2019 AAPG Annual Convention and Exhibition:

Datapages, Inc.Print this page

Origin and Significance of Thin-Bedded Packets Interleaved in Sandy Deep-Sea Fan Successions

Abstract

Sandy deep-water reservoirs commonly contain subordinate or even minor low-net sand, thin-bedded packets that can have a significant impact on production. These thin-bed packets can occur in a wide range of settings (lobe fringes, splays, overbanks, channel margins, local or fan-wide abandonments) and correctly diagnosing their origin is important for reconstructing hierarchical stacking patterns, their use in reservoir zonation and incorporating these elements correctly in reservoir models.

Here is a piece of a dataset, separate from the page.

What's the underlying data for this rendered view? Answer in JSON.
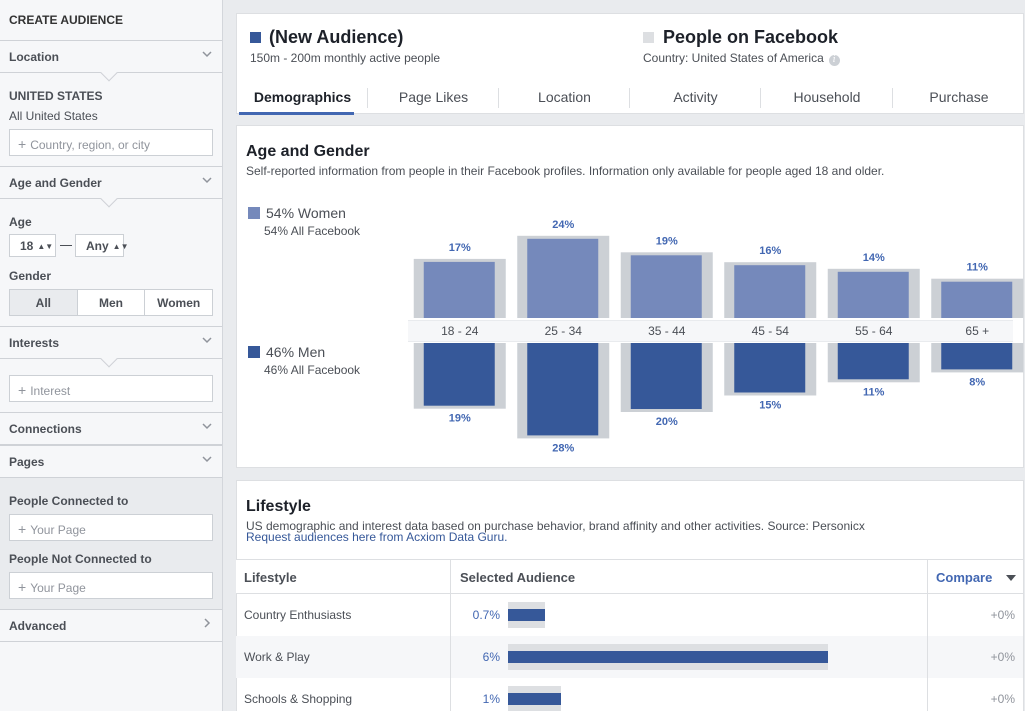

Recent outcrop and core-based studies from the Pennsylvanian Ross Sandstone Formation, western Ireland, have highlighted significant thin-bedded and fine-grained intervals outwith the condensed sections that subdivide the succession into stacked fan complexes. The thin-bed packets are typically m-scale, but also occur in thicker siltstone-dominated packets up to 10 m thick, some of which can be correlated laterally for several kilometres down dip. A common motif in the latter is that they display fining upwards vertical patterns and are exclusively composed of well-structured thin (<5 cm) to very thin (<1 cm) beds of current-rippled sandstone isolated in siltstone. These are locally cut and partly interleaved with mid- and upper Ross channel fills. Some of these thin-bedded packets have similar thicknesses to laterally adjacent channel fills which incise into them. Lateral faces transitions and palaeoflow data in the thin bed packets suggest a genetic relationship with the channels. In other cases, the thin-bed packets are perched above the level of the adjacent channel floor but can be followed laterally into channel margin facies without a break. These relationships suggest at least some of the Ross channels had low-relief levees and locally thin-bed frontal splays into which they were incised. Away from channels, metre- and sub-metre thick bundles of thin beds commonly separate thicker sandy lobe elements. These show strong bed type partitioning in that some are exclusively composed of stacked very-thin well-structured turbidites, whereas others are made up of thin hybrid event beds, commonly displaying sandying-upward cycles beneath cleaner sandstones. The latter tend to be associated with and fill erosional relief and are related to lobe reoccupation of scoured and abandoned mid- and inner-fan sectors (repair facies of Elliott, 2000). The erosional relief is key to their preservation. The latter are interpreted as overspill sheets from channels delivering sand to lobes further down-dip.